Seulement voilà. La question qui se pose depuis peu est celle-ci : la crise alimentaire doit-elle être une porte ouverte pour l'introduction des Ogm dans l'agriculture et l'alimentation au Bénin et en Afrique? La réponse du Réseau Jinukun et ses partenaires dont Capagen et Grain est sans appel : non, non et non. Une position nette. Et pour cause. Commençons par la caractérisation de la crise elle-même. L'analyse que présente la fiche signalétique du Programme d'Urgence d'Appui à la Sécurité Alimentaire (Puasa) de notre gouvernement met en bonne place les conditions de campagnes défavorables qui ont affecté le Bénin et les pays de la sous-région. Mais quand on regarde les produits alimentaires subventionnés en même temps que la mise en place du Puasa, on constate que ce sont tous des produits d'importation: le riz, la farine de blé, les pâtes alimentaires, la tomate en boîte, le lait. Cela indique qu'il s'agit plutôt d'une crise de pouvoir d'achat dans les zones urbaines que d'une crise de production, ce qui met en exergue les facteurs externes, En effet l'Asie, frappée par des catastrophes répétées, a diminué ces exportations de riz afin de satisfaire les besoins internes. En ce qui concerne le blé, sa production est devenue beaucoup plus chère à cause de la hausse constante et progressive du prix du carburant, car l'agriculture américaine, européenne et des pays émergents est grande consommatrice d'énergie. En ce qui concerne le maïs au plan international – mais cela ne nous concerne pas vraiment- il faut ajouter que les Américains ont prélevé près de 80 millions de tonnes de maïs sur leurs stocks pour fabriquer de l'éthanol (agro – carburant).
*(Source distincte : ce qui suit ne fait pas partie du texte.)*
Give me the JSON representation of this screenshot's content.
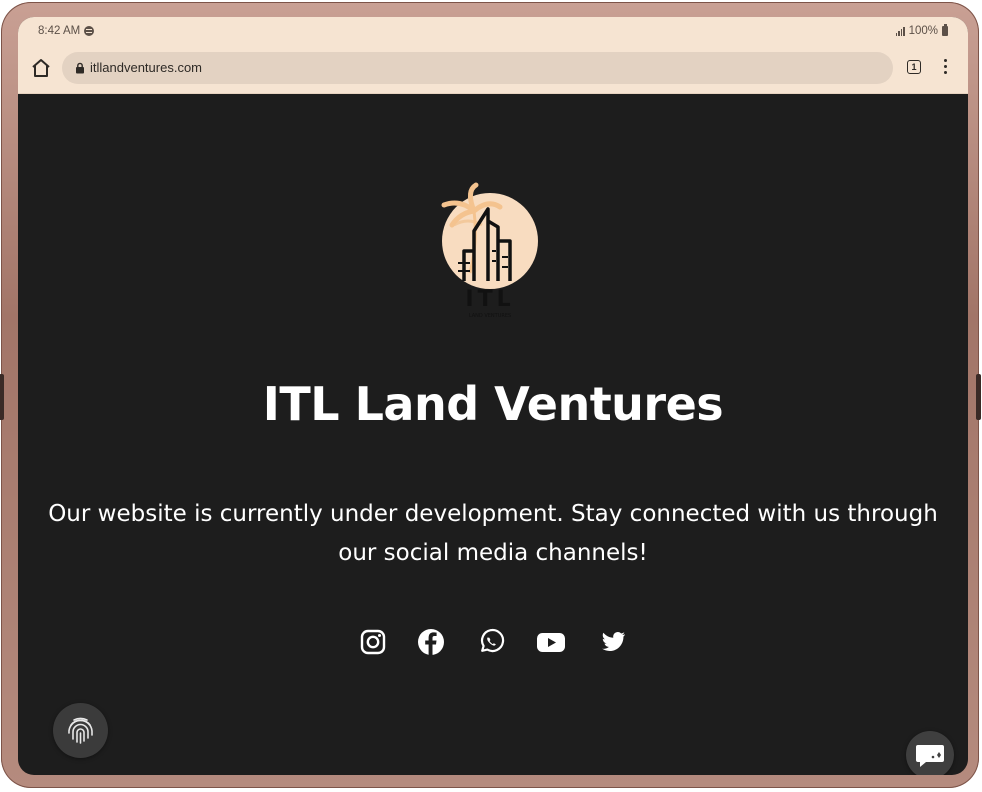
{
  "status_bar": {
    "time": "8:42 AM",
    "notification_icon": "spotify-icon",
    "battery": "100%"
  },
  "browser": {
    "url": "itllandventures.com",
    "tab_count": "1"
  },
  "page": {
    "logo": {
      "letters": "ITL",
      "tagline": "LAND VENTURES"
    },
    "title": "ITL Land Ventures",
    "description": "Our website is currently under development. Stay connected with us through our social media channels!",
    "social_links": [
      "instagram-icon",
      "facebook-icon",
      "whatsapp-icon",
      "youtube-icon",
      "twitter-icon"
    ]
  },
  "colors": {
    "background": "#1d1d1d",
    "browser_chrome": "#f6e4d2",
    "logo_circle": "#f8dcc0",
    "text": "#ffffff"
  }
}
" Si les habitants des zones urbaines avaient eu suffisamment d'argent pour acheter les produits ci- dessus mentionnés, on n'aurait jamais parlé de crise alimentaire. Les conditions défavorables de campagnes se sont répétées que de fois depuis près de 50 ans, mais cela n'a pas suffi pour déclencher un revirement dans la politique agricole de notre pays ni dans celle des autres pays africains " regrette le conférencier. Et de poursuivre que , malgré le sort fait à l'agriculture vivrière depuis des décennies, on peut dire que les paysans béninois tirent leur épingle du jeu. Si, alors, les efforts au plan national avaient été soutenus par les institutions internationales pour mettre en place assez tôt, de vraies filières pour accompagner la production vivrière, la situation serait moins malheureuse aujourd'hui. .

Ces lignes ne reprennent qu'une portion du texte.